Perfect, those are precisely the concrete use cases I would want to see so
we can talk about the actual ramifications of the changes.

These particular examples suggest to me that a module or package providing
fast-inaccurate functions would be a good idea, but not across-the-board
fast-inaccurate implementations (though it's worth noting that the
exp/log/maximum replacements that you cite don't seem to be particularly
inaccurate). The performance improvements show up in situational use cases.
Logistic regression is not really a neural network (unless if you squint
real hard) so the loss function does take a significant amount of whole
function performance; the activation and loss functions of real neural
networks take up a rather small amount of time compared to the matmuls.
Nonetheless, people do optimize activation functions, but often by avoiding
special functions entirely with ReLUs (which have other benefits in terms
of nice gradients). Not sure anyone really uses tanh for serious work.

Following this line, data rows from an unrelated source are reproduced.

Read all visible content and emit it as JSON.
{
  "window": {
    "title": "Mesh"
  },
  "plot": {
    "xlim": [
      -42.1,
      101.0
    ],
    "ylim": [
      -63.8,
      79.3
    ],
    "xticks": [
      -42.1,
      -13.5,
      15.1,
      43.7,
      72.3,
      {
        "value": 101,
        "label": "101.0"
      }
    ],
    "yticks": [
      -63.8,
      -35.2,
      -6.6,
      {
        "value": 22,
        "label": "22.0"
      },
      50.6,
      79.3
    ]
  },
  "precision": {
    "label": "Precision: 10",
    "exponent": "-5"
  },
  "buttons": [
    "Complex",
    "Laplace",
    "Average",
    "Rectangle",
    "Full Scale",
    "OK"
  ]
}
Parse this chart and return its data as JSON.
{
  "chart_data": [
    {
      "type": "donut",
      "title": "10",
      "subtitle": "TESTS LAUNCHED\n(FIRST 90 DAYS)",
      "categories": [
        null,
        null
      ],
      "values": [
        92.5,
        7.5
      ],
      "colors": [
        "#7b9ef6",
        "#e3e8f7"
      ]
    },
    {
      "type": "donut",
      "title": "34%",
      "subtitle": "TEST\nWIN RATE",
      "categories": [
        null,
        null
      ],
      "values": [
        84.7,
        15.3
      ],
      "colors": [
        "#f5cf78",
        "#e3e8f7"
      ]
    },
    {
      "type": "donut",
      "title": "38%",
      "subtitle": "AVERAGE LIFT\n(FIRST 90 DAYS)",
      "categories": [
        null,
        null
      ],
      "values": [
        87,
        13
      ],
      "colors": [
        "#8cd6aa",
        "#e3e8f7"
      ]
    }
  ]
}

ML is a perfect use case for *opt-in* fast-inaccurate implementations. The
whole endeavor is to replace complicated computing logic with a smaller
number of primitives that you can optimize the hell out of, and let the
model size and training data size handle the complications. And a few
careful choices by people implementing the marquee packages can have a
large effect. In the case of transcendental activation functions in NNs, if
you really want to optimize them, it's a good idea to trade *a lot* of
accuracy (measured in %, not ULPs) for performance, in addition to doing it
on GPUs. And that makes changes to the `np.*` implementations mostly
irrelevant for them, and you can get that performance without making anyone
else pay for it.

Does anyone have compelling concrete use cases for accelerated trig
functions, per se, rather than exp/log and friends? I'm more on board with
accelerating those than trig functions because of their role in ML and
statistics (I'd still *prefer* to opt in, though). They don't have many
special values (which usually have alternates like expm1 and log1p to get
better precision in any case). But for trig functions, I'm much more likely
to be doing geometry where I'm with Archimedes: do not disturb my circles!